Die Physiker Seite 44

SCHWESTER MONIKA
Auch wir müssen von einander Abbschied nehmen. Auch für immer.
Er erschrickt.
MÖBIUS
Sie verlassen mich?
SCHWESTER MONIKA
Befehl.
MÖBIUS
Was ist geschehen?
SCHWESTER MONIKA
Man versetzt mich ins Hauptgebäude. Morgen übernehmen hier Pfleger die Bewachung. Eine Krankenschwester darf diese Villa nicht mehr betreten.
MÖBIUS
Newtons und Einsteins wegen?
SCHWESTER MONIKA
Auf Verlangen des Staatsanwalts. Die Chefärztin befürchtet Schwieigkeiten und gab nach.

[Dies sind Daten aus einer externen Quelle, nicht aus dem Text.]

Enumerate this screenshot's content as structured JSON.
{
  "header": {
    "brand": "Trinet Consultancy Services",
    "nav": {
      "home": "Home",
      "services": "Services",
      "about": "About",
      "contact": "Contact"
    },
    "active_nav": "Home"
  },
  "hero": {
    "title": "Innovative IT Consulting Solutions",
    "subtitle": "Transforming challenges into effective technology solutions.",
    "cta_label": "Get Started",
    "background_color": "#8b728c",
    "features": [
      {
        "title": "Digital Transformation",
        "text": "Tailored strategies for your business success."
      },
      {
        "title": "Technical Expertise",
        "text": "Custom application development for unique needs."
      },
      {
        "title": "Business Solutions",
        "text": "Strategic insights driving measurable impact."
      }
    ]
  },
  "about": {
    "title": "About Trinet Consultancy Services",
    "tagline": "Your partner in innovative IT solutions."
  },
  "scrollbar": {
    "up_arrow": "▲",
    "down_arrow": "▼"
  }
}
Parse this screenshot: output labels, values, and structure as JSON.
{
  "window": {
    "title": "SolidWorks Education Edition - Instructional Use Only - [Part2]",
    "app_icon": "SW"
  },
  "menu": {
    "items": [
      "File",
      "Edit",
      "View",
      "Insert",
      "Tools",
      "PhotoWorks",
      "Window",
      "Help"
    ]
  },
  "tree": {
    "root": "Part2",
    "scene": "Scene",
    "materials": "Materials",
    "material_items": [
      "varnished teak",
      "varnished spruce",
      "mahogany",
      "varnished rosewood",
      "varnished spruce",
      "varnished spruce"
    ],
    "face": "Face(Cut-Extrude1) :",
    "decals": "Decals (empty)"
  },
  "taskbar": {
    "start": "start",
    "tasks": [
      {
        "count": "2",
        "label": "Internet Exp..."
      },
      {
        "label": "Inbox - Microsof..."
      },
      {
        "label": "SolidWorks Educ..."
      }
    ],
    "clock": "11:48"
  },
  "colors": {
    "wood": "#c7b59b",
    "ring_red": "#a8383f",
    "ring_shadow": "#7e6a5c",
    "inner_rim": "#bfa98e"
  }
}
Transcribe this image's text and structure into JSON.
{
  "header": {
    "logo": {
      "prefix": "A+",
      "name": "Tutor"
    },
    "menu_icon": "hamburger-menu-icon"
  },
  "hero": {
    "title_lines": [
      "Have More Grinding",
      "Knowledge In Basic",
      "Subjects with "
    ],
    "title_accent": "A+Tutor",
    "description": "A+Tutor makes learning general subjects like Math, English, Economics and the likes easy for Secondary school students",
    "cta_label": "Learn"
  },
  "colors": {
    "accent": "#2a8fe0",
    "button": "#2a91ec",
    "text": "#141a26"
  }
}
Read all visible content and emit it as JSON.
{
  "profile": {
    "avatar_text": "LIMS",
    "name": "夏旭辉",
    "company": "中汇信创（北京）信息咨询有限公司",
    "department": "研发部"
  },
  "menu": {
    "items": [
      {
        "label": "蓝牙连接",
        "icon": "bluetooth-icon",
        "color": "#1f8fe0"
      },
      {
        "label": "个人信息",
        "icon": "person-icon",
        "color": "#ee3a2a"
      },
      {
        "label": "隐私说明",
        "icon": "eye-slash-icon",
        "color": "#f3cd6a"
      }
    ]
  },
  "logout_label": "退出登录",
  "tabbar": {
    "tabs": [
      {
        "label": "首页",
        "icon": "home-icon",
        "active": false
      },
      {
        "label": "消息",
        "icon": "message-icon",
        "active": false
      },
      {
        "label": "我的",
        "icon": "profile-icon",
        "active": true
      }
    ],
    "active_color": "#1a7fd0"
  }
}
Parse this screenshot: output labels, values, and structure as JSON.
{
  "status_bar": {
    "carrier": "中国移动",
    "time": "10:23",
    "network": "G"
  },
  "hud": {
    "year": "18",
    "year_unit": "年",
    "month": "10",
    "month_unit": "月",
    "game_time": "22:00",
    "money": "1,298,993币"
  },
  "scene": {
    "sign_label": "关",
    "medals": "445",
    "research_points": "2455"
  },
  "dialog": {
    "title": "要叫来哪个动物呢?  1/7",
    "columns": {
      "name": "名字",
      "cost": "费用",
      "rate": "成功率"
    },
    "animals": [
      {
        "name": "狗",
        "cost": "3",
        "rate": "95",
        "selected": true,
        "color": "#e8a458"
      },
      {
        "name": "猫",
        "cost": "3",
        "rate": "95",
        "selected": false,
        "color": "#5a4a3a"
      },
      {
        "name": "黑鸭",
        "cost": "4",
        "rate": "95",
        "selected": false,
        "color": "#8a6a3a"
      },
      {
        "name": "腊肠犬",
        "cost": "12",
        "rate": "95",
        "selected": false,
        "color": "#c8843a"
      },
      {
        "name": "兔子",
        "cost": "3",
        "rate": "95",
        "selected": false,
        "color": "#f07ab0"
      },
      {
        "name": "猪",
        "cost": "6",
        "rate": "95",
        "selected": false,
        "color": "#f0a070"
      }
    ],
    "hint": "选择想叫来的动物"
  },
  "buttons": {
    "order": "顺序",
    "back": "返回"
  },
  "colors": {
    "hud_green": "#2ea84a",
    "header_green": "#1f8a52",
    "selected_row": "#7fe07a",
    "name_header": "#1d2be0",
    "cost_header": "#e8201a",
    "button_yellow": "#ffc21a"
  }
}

Schweigen. Er ist niedergeschlagen.
MÖBIUS
Schwester Monika, ich bin unbeholfen. Ich verlernte es, Gefühle auszudrücken, die Fachsimpeleien mit den beiden Kranken, neben denen ich lebe, sind ja kaum Gespräche zu nennen. Ich bin verstummt, ich fürchte, auch innerlich. Doch Sie sollen wissen, daß für mich alles anders geworden ist, seit ich Sie kenne. Erträglicher. Nun, auch diese Zeit is vorüber. Zwei Jahre, in denen ich etwas glücklicher war als sonst. Weil ich durch Sie, Schwester Monika, den Mut gefunden habe, meine Abgeschlossenheit und mein Schicksal als -- Verrückter -- auf mich zu nehmen. Leben Sie wohl.
Er steht auf und will ihr die Hand reichen.
SCHWESTER MONIKA
Herr Möbius, ich halte Sie nicht für -- verrückt.
Möbius lacht, setzt sich wieder.
MÖBIUS
Ich mich auch nicht. Aber das ändert nichts an meiner Lage. Ich habe das Pech, daß mir der König Salomo erscheint. Es gibt nun einmal nichts anstößigeres als ein Wunder im Reiche der Wissenschaft.